Dublin city councillors have passed a motion to grant the Freedom of the City to former US president Barack Obama and his wife, the former first lady Michelle.

Proposing the motion Lord Mayor Cllr Brendan Carr (Lab) said the honour was to recognise Mr Obama's "moderating and progressive" influence on the world stage.

It was also to acknowledge the work of Mrs Obama in access for women to education and her campaigning on behalf of refugees.

The Lord Mayor said Mr Obama's progressive path was in stark contrast to the "concerning trajectory" of the present incumbent who he said was making the world a more "xenophobic, intolerant and unstable place".

The motion was carried without debate by 30 votes in favour with 23 against and 3 abstentions.

Lord Mayor Carr confirmed that Mr and Mrs Obama had confirmed through contacts that they would be happy to accept the Freedom of Dublin. 

He also said that they see it as the perfect opportunity for another visit to Ireland. 

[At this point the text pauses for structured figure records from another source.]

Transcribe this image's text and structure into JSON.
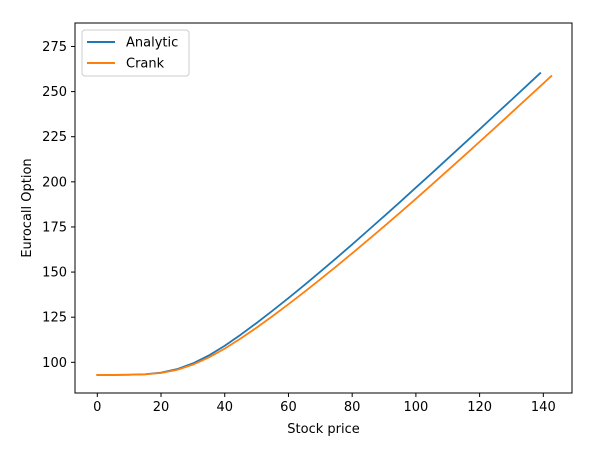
{
  "chart_data": {
    "type": "line",
    "xlabel": "Stock price",
    "ylabel": "Eurocall Option",
    "xlim": [
      -7,
      149
    ],
    "ylim": [
      83,
      288
    ],
    "x_ticks": [
      0,
      20,
      40,
      60,
      80,
      100,
      120,
      140
    ],
    "y_ticks": [
      100,
      125,
      150,
      175,
      200,
      225,
      250,
      275
    ],
    "grid": false,
    "legend_position": "top-left",
    "series": [
      {
        "name": "Analytic",
        "color": "#1f77b4",
        "x": [
          0,
          5,
          10,
          15,
          20,
          25,
          30,
          35,
          40,
          45,
          50,
          55,
          60,
          65,
          70,
          75,
          80,
          85,
          90,
          95,
          100,
          105,
          110,
          115,
          120,
          125,
          130,
          135,
          139
        ],
        "y": [
          93,
          93,
          93.1,
          93.4,
          94.3,
          96.2,
          99.4,
          103.8,
          109.2,
          115.3,
          121.8,
          128.6,
          135.6,
          142.8,
          150.2,
          157.7,
          165.3,
          173.1,
          180.9,
          188.8,
          196.8,
          204.8,
          212.9,
          221,
          229.1,
          237.3,
          245.4,
          253.6,
          260.2
        ]
      },
      {
        "name": "Crank",
        "color": "#ff7f0e",
        "x": [
          0,
          5,
          10,
          15,
          20,
          25,
          30,
          35,
          40,
          45,
          50,
          55,
          60,
          65,
          70,
          75,
          80,
          85,
          90,
          95,
          100,
          105,
          110,
          115,
          120,
          125,
          130,
          135,
          140,
          142.5
        ],
        "y": [
          93,
          93,
          93.1,
          93.3,
          94.1,
          95.8,
          98.7,
          102.7,
          107.6,
          113.2,
          119.2,
          125.6,
          132.2,
          139,
          146,
          153.1,
          160.4,
          167.8,
          175.3,
          182.9,
          190.6,
          198.4,
          206.3,
          214.2,
          222.2,
          230.2,
          238.3,
          246.4,
          254.5,
          258.6
        ]
      }
    ]
  }
}
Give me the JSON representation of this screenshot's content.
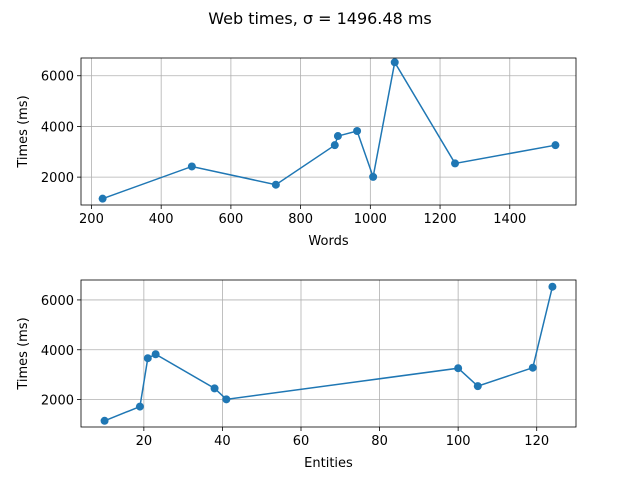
{
  "figure": {
    "suptitle": "Web times, σ = 1496.48 ms"
  },
  "chart_data": [
    {
      "type": "line",
      "xlabel": "Words",
      "ylabel": "Times (ms)",
      "xlim": [
        170,
        1590
      ],
      "ylim": [
        900,
        6700
      ],
      "xticks": [
        200,
        400,
        600,
        800,
        1000,
        1200,
        1400
      ],
      "yticks": [
        2000,
        4000,
        6000
      ],
      "grid": true,
      "color": "#1f77b4",
      "series": [
        {
          "x": [
            232,
            488,
            729,
            898,
            907,
            962,
            1008,
            1070,
            1243,
            1531
          ],
          "y": [
            1150,
            2420,
            1700,
            3260,
            3620,
            3820,
            2010,
            6530,
            2540,
            3260
          ]
        }
      ]
    },
    {
      "type": "line",
      "xlabel": "Entities",
      "ylabel": "Times (ms)",
      "xlim": [
        4,
        130
      ],
      "ylim": [
        900,
        6800
      ],
      "xticks": [
        20,
        40,
        60,
        80,
        100,
        120
      ],
      "yticks": [
        2000,
        4000,
        6000
      ],
      "grid": true,
      "color": "#1f77b4",
      "series": [
        {
          "x": [
            10,
            19,
            21,
            23,
            38,
            41,
            100,
            105,
            119,
            124
          ],
          "y": [
            1150,
            1720,
            3660,
            3820,
            2450,
            2010,
            3260,
            2540,
            3280,
            6530
          ]
        }
      ]
    }
  ]
}
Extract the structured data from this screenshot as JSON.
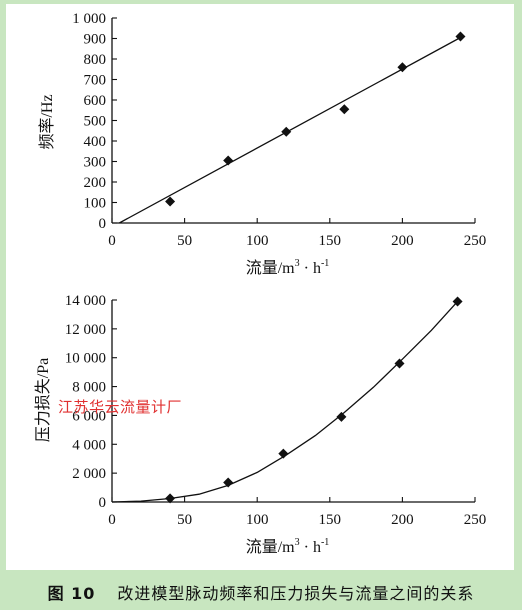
{
  "chart_data": [
    {
      "type": "scatter",
      "title": "",
      "xlabel": "流量/m³・h⁻¹",
      "xlabel_main": "流量/m",
      "xlabel_sup1": "3",
      "xlabel_mid": " · h",
      "xlabel_sup2": "-1",
      "ylabel": "频率/Hz",
      "xlim": [
        0,
        250
      ],
      "ylim": [
        0,
        1000
      ],
      "xticks": [
        0,
        50,
        100,
        150,
        200,
        250
      ],
      "yticks": [
        0,
        100,
        200,
        300,
        400,
        500,
        600,
        700,
        800,
        900,
        1000
      ],
      "ytick_labels": [
        "0",
        "100",
        "200",
        "300",
        "400",
        "500",
        "600",
        "700",
        "800",
        "900",
        "1 000"
      ],
      "grid": false,
      "series": [
        {
          "kind": "points",
          "marker": "diamond",
          "x": [
            40,
            80,
            120,
            160,
            200,
            240
          ],
          "y": [
            105,
            305,
            445,
            555,
            760,
            910
          ]
        },
        {
          "kind": "fit-line",
          "x": [
            5,
            240
          ],
          "y": [
            0,
            905
          ]
        }
      ]
    },
    {
      "type": "scatter",
      "title": "",
      "xlabel": "流量/m³・h⁻¹",
      "xlabel_main": "流量/m",
      "xlabel_sup1": "3",
      "xlabel_mid": " · h",
      "xlabel_sup2": "-1",
      "ylabel": "压力损失/Pa",
      "xlim": [
        0,
        250
      ],
      "ylim": [
        0,
        14000
      ],
      "xticks": [
        0,
        50,
        100,
        150,
        200,
        250
      ],
      "yticks": [
        0,
        2000,
        4000,
        6000,
        8000,
        10000,
        12000,
        14000
      ],
      "ytick_labels": [
        "0",
        "2 000",
        "4 000",
        "6 000",
        "8 000",
        "10 000",
        "12 000",
        "14 000"
      ],
      "grid": false,
      "series": [
        {
          "kind": "points",
          "marker": "diamond",
          "x": [
            40,
            80,
            118,
            158,
            198,
            238
          ],
          "y": [
            250,
            1350,
            3350,
            5900,
            9600,
            13900
          ]
        },
        {
          "kind": "fit-curve",
          "x": [
            0,
            20,
            40,
            60,
            80,
            100,
            120,
            140,
            160,
            180,
            200,
            220,
            238
          ],
          "y": [
            0,
            60,
            240,
            540,
            1150,
            2050,
            3250,
            4600,
            6200,
            7950,
            9900,
            11900,
            13900
          ]
        }
      ]
    }
  ],
  "caption": {
    "figure": "图 10",
    "title": "改进模型脉动频率和压力损失与流量之间的关系"
  },
  "watermark": "江苏华云流量计厂"
}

A meeting will be held with US Embassy officials within days and the Lord Mayor said he is hoping that a visit could be organised by the end of the year.

Earlier, he told councillors that there is precedent for a couple to receive the honour as it was granted to the Crown Prince and Princess of Japan in 1985 for their diplomatic activities.

Councillors from People Before Profit and the Anti-Austerity Alliance parties had opposed the motion and tried unsuccessfully to debate the issue.

 The Lord Mayor said that Mr Obama had regretted some US actions in the Middle East and said the honour was not a "canonisation" of the couple.

He said there was precedence in nominating international figures as Bill Clinton, Nelson Mandela and Aung San Suu Kyi had previously received the honour.

Mr and Mrs Obama visited Ireland in May 2011 which included a visit to his ancestral home in Moneygall, Co Offaly.